The summit was held on the 150th anniversary of the signing of the Mining Law of 1872 in recognition of the need for reforms and improvements to establish strong, 21st Century environmental and engagement standards that would allow for the responsible and sustainable development of domestic hard rock minerals.
“The 150-year-old General Mining Law is like driving a stagecoach, and it’s time to trade in the stagecoach for an electric vehicle,” said Professor Ruple in an official White House statement. “Today’s meeting included a broad representation of mining stakeholders—from multinational mining corporations, to Tribes and environmentalists, to organized labor and academia—universally, we agree on the value in updating the 150-year-old general mining law to increase the supply of strategic minerals and an opportunity to improve environmental stewardship and collaboration with Native Nations. I am honored to work with the Biden-Harris Administration on efforts to bring mining law into the 21st century and to secure for America the critical minerals that we need for a transition to renewable energy in an environmentally responsible manner.”

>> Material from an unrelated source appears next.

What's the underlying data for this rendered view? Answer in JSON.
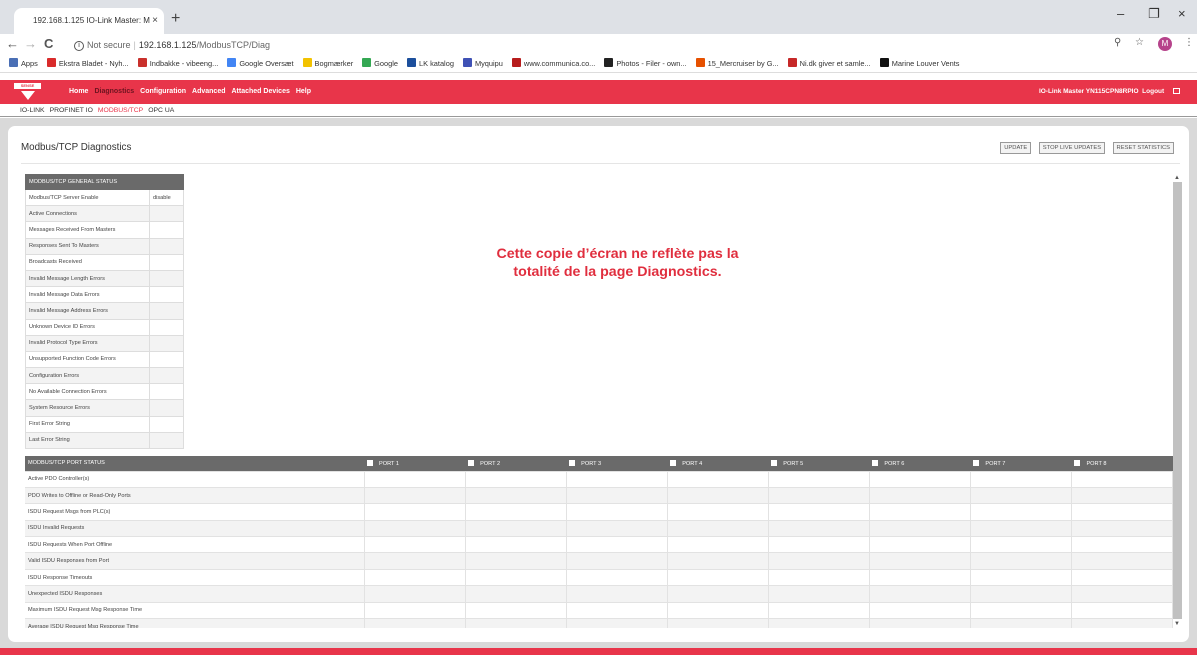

This meeting was the first external engagement of the Department of Interior-led Interagency Working Group on Mining Regulations, Laws, and Permitting, which is charged with providing recommendations to Congress on how to reform the mining law to ensure new production meets strong environmental standards throughout the lifecycle of the project, ensure meaningful community consultation and consultation with Tribal nations, and reduce the time, cost, and risk of mine permitting. Professor Ruple looks forward to continued collaboration with the White House on this important subject.